Monday, March 5, 2012

Christ's Temptations versus My Own


This being Lent, I have been thinking, off and on, about Christ's temptations while in the wilderness. His temptations were very great; mine are small compared to his. But he was the Son of God and so that makes sense.

Not only are my temptations smaller but they are not always easy to identify. I can go through a whole day and not realize how many times I have been tempted and how many times I have given in. I'd love to say that I've resisted them all, but now that I look at the matter, that is not so.

For example, there is the temptation to "fit in" with friends and neighbors by simply sharing stories about others. Now, I try never to repeat a story that is a blatant lie. However, there are many times when each of us hears something about someone we know. That news might be partly true but greatly exaggerated. Sharing that still helps spread a partially-untrue story about someone. I must learn to recognize that type of thing in time. I must keep my ears open but my mouth shut when that happens.

Another thing is the temptation to turn down a request to help another person. If I truly cannot help, that is one matter. However, if I know in my heart that it is no big deal, just a minor inconvenience, then I must learn to resist the temptation to find an excuse not to help.

There are tons of examples like these every day.

There are times when my doing something will give bad example to others, for instance.
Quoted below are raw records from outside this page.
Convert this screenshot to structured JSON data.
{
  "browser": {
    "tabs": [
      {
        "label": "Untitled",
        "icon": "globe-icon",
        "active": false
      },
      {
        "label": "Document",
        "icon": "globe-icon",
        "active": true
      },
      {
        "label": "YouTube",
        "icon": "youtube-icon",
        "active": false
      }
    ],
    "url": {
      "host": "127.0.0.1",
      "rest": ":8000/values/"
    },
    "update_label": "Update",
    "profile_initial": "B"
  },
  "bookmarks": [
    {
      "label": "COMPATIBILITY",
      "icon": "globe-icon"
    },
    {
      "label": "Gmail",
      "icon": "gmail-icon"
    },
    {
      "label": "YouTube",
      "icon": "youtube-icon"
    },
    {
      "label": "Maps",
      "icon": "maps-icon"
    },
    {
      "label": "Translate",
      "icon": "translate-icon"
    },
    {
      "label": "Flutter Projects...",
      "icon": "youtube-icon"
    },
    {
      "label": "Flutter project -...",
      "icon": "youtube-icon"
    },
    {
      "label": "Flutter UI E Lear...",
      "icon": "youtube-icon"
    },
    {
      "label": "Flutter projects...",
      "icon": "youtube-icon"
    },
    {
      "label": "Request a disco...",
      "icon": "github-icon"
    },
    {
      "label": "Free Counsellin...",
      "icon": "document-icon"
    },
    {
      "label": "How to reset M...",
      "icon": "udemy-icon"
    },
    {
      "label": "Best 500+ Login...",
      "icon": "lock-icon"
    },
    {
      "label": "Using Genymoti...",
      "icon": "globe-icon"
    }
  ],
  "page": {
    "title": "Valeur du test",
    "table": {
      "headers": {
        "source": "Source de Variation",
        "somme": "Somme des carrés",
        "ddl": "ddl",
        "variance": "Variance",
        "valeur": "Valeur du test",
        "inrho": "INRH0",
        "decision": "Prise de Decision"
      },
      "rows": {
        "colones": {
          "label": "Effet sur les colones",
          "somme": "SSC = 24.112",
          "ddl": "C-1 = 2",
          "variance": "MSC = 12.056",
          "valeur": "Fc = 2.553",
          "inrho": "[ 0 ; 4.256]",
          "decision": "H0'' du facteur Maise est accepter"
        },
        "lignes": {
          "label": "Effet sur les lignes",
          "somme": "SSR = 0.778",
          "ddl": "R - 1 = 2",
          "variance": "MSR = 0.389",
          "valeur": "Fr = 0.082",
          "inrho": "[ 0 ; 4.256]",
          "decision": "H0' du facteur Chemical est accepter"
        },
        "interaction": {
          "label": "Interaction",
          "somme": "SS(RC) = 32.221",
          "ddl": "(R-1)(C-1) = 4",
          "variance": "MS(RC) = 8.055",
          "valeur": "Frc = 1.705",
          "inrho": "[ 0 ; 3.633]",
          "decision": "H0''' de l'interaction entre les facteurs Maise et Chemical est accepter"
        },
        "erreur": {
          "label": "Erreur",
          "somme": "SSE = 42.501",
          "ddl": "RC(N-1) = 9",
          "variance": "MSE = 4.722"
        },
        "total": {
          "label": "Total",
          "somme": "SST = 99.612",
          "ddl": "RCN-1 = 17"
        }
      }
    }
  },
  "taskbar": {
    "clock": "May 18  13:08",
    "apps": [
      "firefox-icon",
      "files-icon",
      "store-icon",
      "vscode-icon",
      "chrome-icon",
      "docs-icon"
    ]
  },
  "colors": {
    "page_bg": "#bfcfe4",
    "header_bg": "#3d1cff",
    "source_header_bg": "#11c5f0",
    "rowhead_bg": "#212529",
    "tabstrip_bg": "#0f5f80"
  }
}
And there are times when I am tempted to spend on something that I do not need but which I simply want. Right now, finances are tight. Even giving in to a simple order from McDonald's while running errands, would be wrong. Oh, I know some well-meaning friends might say it's no big deal to spend $1.72 for a breakfast burrito and a senior decaf, but that money, right now, would buy a loaf of bread, or half a gallon of milk, or two cans of tuna.

I honestly believe that each of us knows in our heart what our biggest temptations are. We know which of those are hardest to resist.

This Lenten season, I need to try to overcome the urge to give in to at least one or two of my habitual temptations. I know in my heart that I would feel so much better if I did so.

Sweet Lord Jesus, you understand so well what it feels like to face worldly temptations. I am nowhere near as pure in heart as you are, and so I need your help in resisting some of my earthly temptations.